776021-1 : Modifying a scheduled backup
Component: BIG-IQ System User Interface
Symptoms:
BackupLifeTime is gone after user sets backupCounter
Conditions:
Create a backup with retention policy backupLifeTime, then update it with backupCounter
Impact:
No functional impact but it is confusing.
Workaround:
Don't provide conflict parameter backupLifeTime and backupCounter at the same time
Fix:
backupLifeTime and backupCounter do not coexist. They are two different types of retention policy. Also, you can see it from UI where you can only pick either one.
Known Issues in BIG-IQ CM v7.1.x
BIG-IQ Configuration - Local Traffic Issues
| ID Number | Severity | Solution Article(s) | Description |
| 873917-2 | 4-Minor | iRules with extremely long names |
BIG-IQ Access Issues
| ID Number | Severity | Solution Article(s) | Description |
| 807385 | 4-Minor | Egress gateway pool unselect empty the dropdown |
AppIQ Issues
| ID Number | Severity | Solution Article(s) | Description |
| 832801 | 2-Critical | BIG-IP with FIPS and BIG-IQ analytics iApp may become inaccessible | |
| 804213 | 2-Critical | BIG-IQ cannot handle same AVR profile for BIG-IP V13.x and V14.x | |
| 907321-1 | 3-Major | Elasticsearch instance on the BIG-IQ CM generates an OutOfMemory error | |
| 898341 | 3-Major | BIG-IP may stop sending statistics following a DCD reboot | |
| 876565-1 | 3-Major | Log files in /var/log/appiq not removed after 10 days | |
| 838265 | 3-Major | Agentmanager should not depend on elasticsearch cluster status to start | |
| 812065 | 3-Major | Pools & pool-member stats are not collected after upgrade |
REST Framework and TMOS Platform Issues
| ID Number | Severity | Solution Article(s) | Description |
| 911445-1 | 2-Critical | When BIG-IQ is performing resource-intensive operations, user sessions might prematurely terminate |
BIG-IQ System Issues
| ID Number | Severity | Solution Article(s) | Description |
| 940265 | 4-Minor | New Resource group appears to give access to only one, un-named pool. |
BIG-IQ Application Management Issues
| ID Number | Severity | Solution Article(s) | Description |
| 945545 | 3-Major | Permissions for Service Catalog Application roles after upgrading from BIG-IQ 7.1.0 to 7.1.0.1 | |
| 920461 | 3-Major | Big-IQ AS3 deployment shows as successful but is not present on the target device |
Known Issue details for BIG-IQ CM v7.1.x
945545 : Permissions for Service Catalog Application roles after upgrading from BIG-IQ 7.1.0 to 7.1.0.1
Component: BIG-IQ Application Management
Symptoms:
After Upgrading from BIG-IQ version 7.1.0 to 7.1.0.1, users assigned to the Service Catalog Application role might lose their permissions to applications.
Conditions:
Users assigned to the Service Catalog Application role attempting to view a service application after upgrading from BIG-IQ version 7.1.0 to 7.1.0.1 get an error message similar to the following: You are not authorized for Virtual Server (or Pool, and so forth) as a none-admin user.
Impact:
The user assigned to the Service Catalog Application role is unable to view application details and BIG-IQ displays an error.
Workaround:
To work around this issue, the BIG-IQ administrator can create an AS3 or Legacy Application Service and add the user to its Manager or Viewer role.
940265 : New Resource group appears to give access to only one, un-named pool.
Component: BIG-IQ System
Symptoms:
Overview:
If you edit the group properties incorrectly, it's possible to make it appear as if a pool has only one, un-named pool member, even though the pool contains multiple pool members.
Conditions:
Steps to Reproduce:
1.Create a new resource group that has access to all pool
members for all virtual servers:
a.
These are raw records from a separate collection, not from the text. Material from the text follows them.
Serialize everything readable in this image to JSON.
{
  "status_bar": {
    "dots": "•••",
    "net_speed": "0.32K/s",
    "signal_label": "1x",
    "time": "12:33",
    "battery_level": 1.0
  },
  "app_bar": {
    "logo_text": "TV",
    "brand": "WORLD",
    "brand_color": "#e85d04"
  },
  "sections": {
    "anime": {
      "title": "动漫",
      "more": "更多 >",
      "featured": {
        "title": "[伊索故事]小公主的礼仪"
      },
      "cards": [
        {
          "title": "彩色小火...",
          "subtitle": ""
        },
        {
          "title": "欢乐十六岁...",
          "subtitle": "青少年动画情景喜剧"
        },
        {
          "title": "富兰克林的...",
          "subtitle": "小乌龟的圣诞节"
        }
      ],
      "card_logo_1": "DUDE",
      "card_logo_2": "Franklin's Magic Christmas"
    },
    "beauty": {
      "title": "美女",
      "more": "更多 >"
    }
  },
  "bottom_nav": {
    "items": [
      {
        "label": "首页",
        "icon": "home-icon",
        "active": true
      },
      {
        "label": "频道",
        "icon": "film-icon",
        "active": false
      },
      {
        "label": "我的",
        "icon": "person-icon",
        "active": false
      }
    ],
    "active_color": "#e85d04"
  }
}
System>ROLE MANAGEMENT>Resource Groups>Add.
b. Type a Name for the group.
c. On the bottom half of the screen, for Select Service,
choose Local Traffic (LTM).
d. For Select Object Type, choose Virtual Servers Local
Traffic.
e. For Source, click Any Instance.
f. On the right, clear the RELATED OBJECT TYPES check box,
and then scroll down and select the Pool Members check
box.
g. Click Add Selected.
h. Click Save and Close.
2. Edit the group so that it has access only to specific pool
members:
a. Click on the name of the newly created resource group to
edit it.
b. On the bottom half of the screen, for Select Service,
choose Local Traffic (LTM).
d. For Select Object Type, choose Virtual Servers Local
Traffic.
e. For Source, click Selected Instances, and then select
a virtual server that has pool members.
f. On the right, clear the RELATED OBJECT TYPES check box,
and then scroll down and select the Pool Members check
box.
g. Click Add Selected.
h. Under Selected Resources, expand Pools, and note the
presence of just one, un-named pool.
Impact:
The resource group is now unusable. It is trying to do two conflicting things at the same time:
* Grant access to all pool members for all virtual servers.
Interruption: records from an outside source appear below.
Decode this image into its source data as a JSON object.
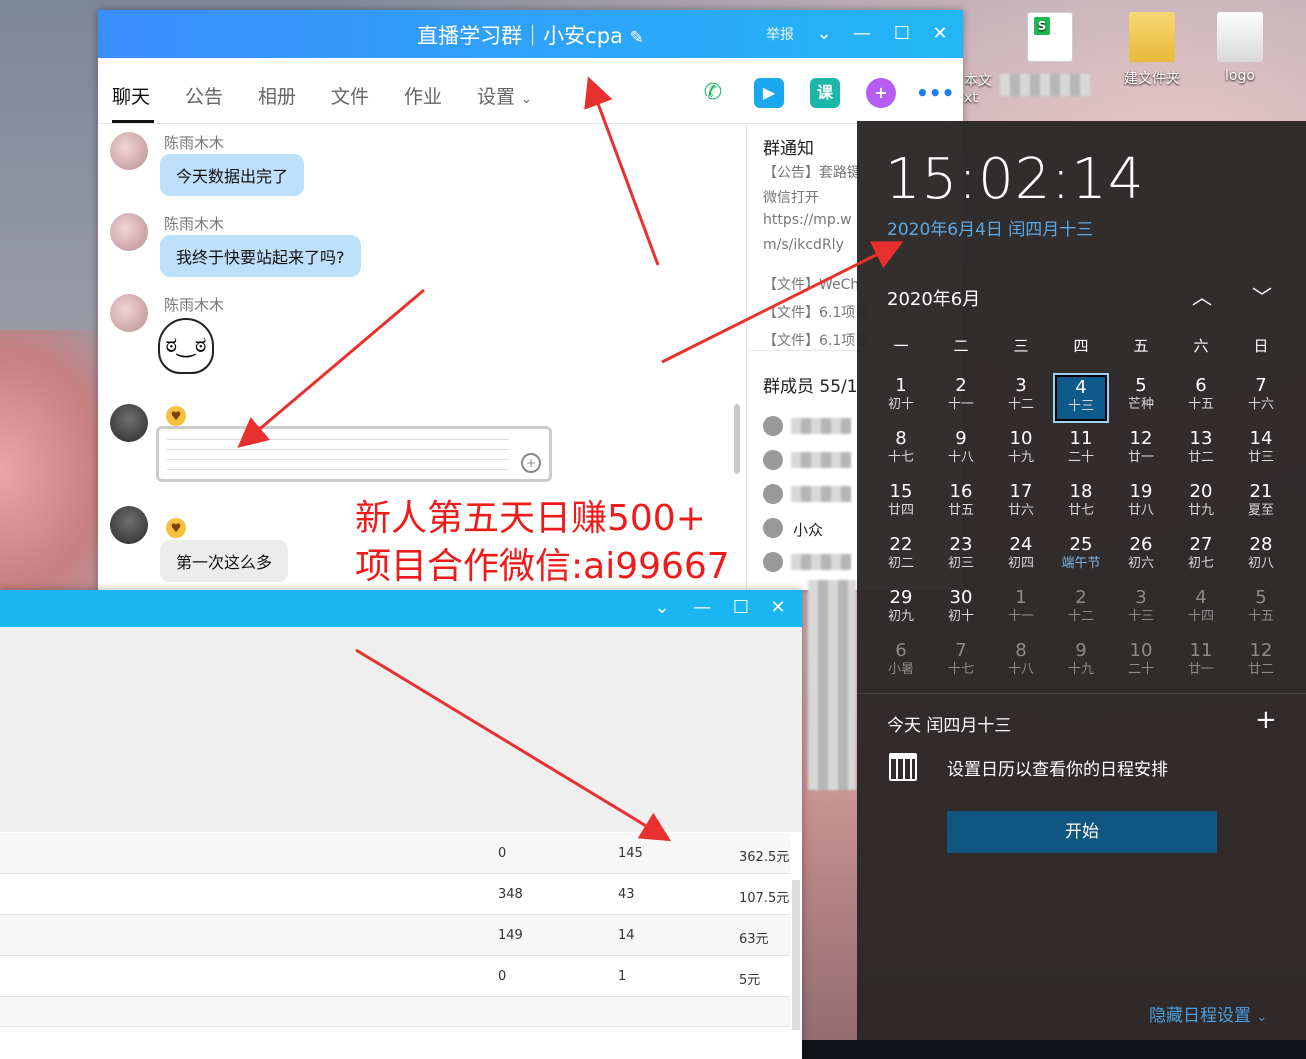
{
  "chat_window": {
    "title": "直播学习群｜小安cpa",
    "report_label": "举报",
    "tabs": [
      "聊天",
      "公告",
      "相册",
      "文件",
      "作业",
      "设置"
    ],
    "messages": [
      {
        "sender": "陈雨木木",
        "text": "今天数据出完了"
      },
      {
        "sender": "陈雨木木",
        "text": "我终于快要站起来了吗?"
      },
      {
        "sender": "陈雨木木"
      },
      {
        "sender": ""
      },
      {
        "sender": "",
        "text": "第一次这么多"
      }
    ],
    "side": {
      "notice_header": "群通知",
      "notice_lines": [
        "【公告】套路键",
        "微信打开",
        "https://mp.w",
        "m/s/ikcdRly",
        "【文件】WeCh",
        "【文件】6.1项目",
        "【文件】6.1项目"
      ],
      "members_header": "群成员 55/1",
      "member_name": "小众"
    }
  },
  "promo": {
    "line1": "新人第五天日赚500+",
    "line2": "项目合作微信:ai99667"
  },
  "data_window": {
    "rows": [
      [
        "0",
        "145",
        "362.5元"
      ],
      [
        "348",
        "43",
        "107.5元"
      ],
      [
        "149",
        "14",
        "63元"
      ],
      [
        "0",
        "1",
        "5元"
      ]
    ]
  },
  "calendar": {
    "time": "15:02:14",
    "date_line": "2020年6月4日 闰四月十三",
    "month_label": "2020年6月",
    "weekdays": [
      "一",
      "二",
      "三",
      "四",
      "五",
      "六",
      "日"
    ],
    "days": [
      [
        "1",
        "初十"
      ],
      [
        "2",
        "十一"
      ],
      [
        "3",
        "十二"
      ],
      [
        "4",
        "十三"
      ],
      [
        "5",
        "芒种"
      ],
      [
        "6",
        "十五"
      ],
      [
        "7",
        "十六"
      ],
      [
        "8",
        "十七"
      ],
      [
        "9",
        "十八"
      ],
      [
        "10",
        "十九"
      ],
      [
        "11",
        "二十"
      ],
      [
        "12",
        "廿一"
      ],
      [
        "13",
        "廿二"
      ],
      [
        "14",
        "廿三"
      ],
      [
        "15",
        "廿四"
      ],
      [
        "16",
        "廿五"
      ],
      [
        "17",
        "廿六"
      ],
      [
        "18",
        "廿七"
      ],
      [
        "19",
        "廿八"
      ],
      [
        "20",
        "廿九"
      ],
      [
        "21",
        "夏至"
      ],
      [
        "22",
        "初二"
      ],
      [
        "23",
        "初三"
      ],
      [
        "24",
        "初四"
      ],
      [
        "25",
        "端午节"
      ],
      [
        "26",
        "初六"
      ],
      [
        "27",
        "初七"
      ],
      [
        "28",
        "初八"
      ],
      [
        "29",
        "初九"
      ],
      [
        "30",
        "初十"
      ],
      [
        "1",
        "十一"
      ],
      [
        "2",
        "十二"
      ],
      [
        "3",
        "十三"
      ],
      [
        "4",
        "十四"
      ],
      [
        "5",
        "十五"
      ],
      [
        "6",
        "小暑"
      ],
      [
        "7",
        "十七"
      ],
      [
        "8",
        "十八"
      ],
      [
        "9",
        "十九"
      ],
      [
        "10",
        "二十"
      ],
      [
        "11",
        "廿一"
      ],
      [
        "12",
        "廿二"
      ]
    ],
    "today_label": "今天 闰四月十三",
    "agenda_message": "设置日历以查看你的日程安排",
    "start_button": "开始",
    "hide_link": "隐藏日程设置"
  },
  "desktop": {
    "icons": [
      "本文\nxt",
      "建文件夹",
      "logo"
    ]
  },
  "colors": {
    "chat_title_start": "#3b8dfd",
    "chat_title_end": "#22b7f6",
    "promo_red": "#f01a1a",
    "calendar_bg": "#2b2627",
    "calendar_today": "#0e5a8a",
    "link_blue": "#5aa8e6",
    "arrow_red": "#e8312f"
  }
}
* Restrict access to only some pool members on some virtual
servers.
Workaround:
Delete the mis-formed resource group and create two new ones.
One group grants access to all pool members for all virtual servers.
The second group restricts access to only some pool members on some virtual servers.
920461 : Big-IQ AS3 deployment shows as successful but is not present on the target device
Component: BIG-IQ Application Management
Symptoms:
An AS3 deployment performed via BIG-IQ fails on the target device, but BIG-IQ marks the deployment as successful.
Conditions:
Target device software version is 12.x.
Impact:
The AS3 application shows as successfully deployed in BIG-IQ, but it's not present in the target device.
Workaround:
Upgrade BIG-IP to v14 to workaround the error.
911445-1 : When BIG-IQ is performing resource-intensive operations, user sessions might prematurely terminate
Component: REST Framework and TMOS Platform
Symptoms:
When BIG-IQ is performing resource-intensive operations, API responses might be slowed which can lead sometimes cause log-in sessions to time out, forcing users to log out of BIG-IQ.
Conditions:
BIG-IQ is performing resource-intensive operations, such as importing large device configurations.
Impact:
Users are forcibly logged out of the BIG-IQ user interface.
Workaround:
None
907321-1 : Elasticsearch instance on the BIG-IQ CM generates an OutOfMemory error
Component: AppIQ
Symptoms:
On certain conditions the Elasticsearch instance on the BIG-IQ CM might run out of memory., and the following error is observed in the Elasticsearch log:
org.elasticsearch.ElasticsearchException: java.lang.OutOfMemoryError: GC overhead limit exceeded
Conditions:
In order for this issue to occur there must be a very large volume of traffic throughput to your BIG-IP systems.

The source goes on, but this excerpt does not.